A merger is a highly complex and delicate ballet, and certainly one of the toughest branding decisions of any merger continues to be the selection of an official flight beverage. Consider how pivotal it is to pick the correct soda. In the process of stitching distinct corporate cultures together into one seamless whole, you have the job of integrating the work of thousands of employees, equipment, technology, unions, etc.

Nevertheless, someone in the Delta hierarchy will still be faced with the unenviable assignment of selecting a cross-platform cola.

According to The Atlanta Journal-Constitution, Delta serves Coca-Cola drinks and Northwest serves Pepsi, but only one will be chosen as the sole beverage provider. In 2007 Delta & Northwest together carried 129.5 million passengers. At stake is a lot of carbonation. What will Delta's decision maker base the selection on? Customer preference? Cost? Relationships? Brand equity? Image alignment?

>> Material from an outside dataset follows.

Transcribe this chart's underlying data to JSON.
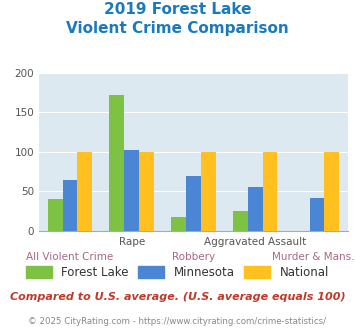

Fizziness?

Interestingly, it was only in 1993 that Northwest staked out the high ground in the airline cola wars by becoming the first major carrier to offer fliers a choice of Pepsi or Coke This early exercise in à la carte marketing took choice to the next level. Still, probably we'll never know for certain just how many passengers decided to fly Northwest because of its adoption of CBO, or the Cola Beverage Option.

So will it be Delta's Atlanta-based Coca-Cola or Northwest's Purchase-based Pepsi? Currently, Coca-Cola controls most of the carrier cola market. My guess is that that will not change much anytime soon.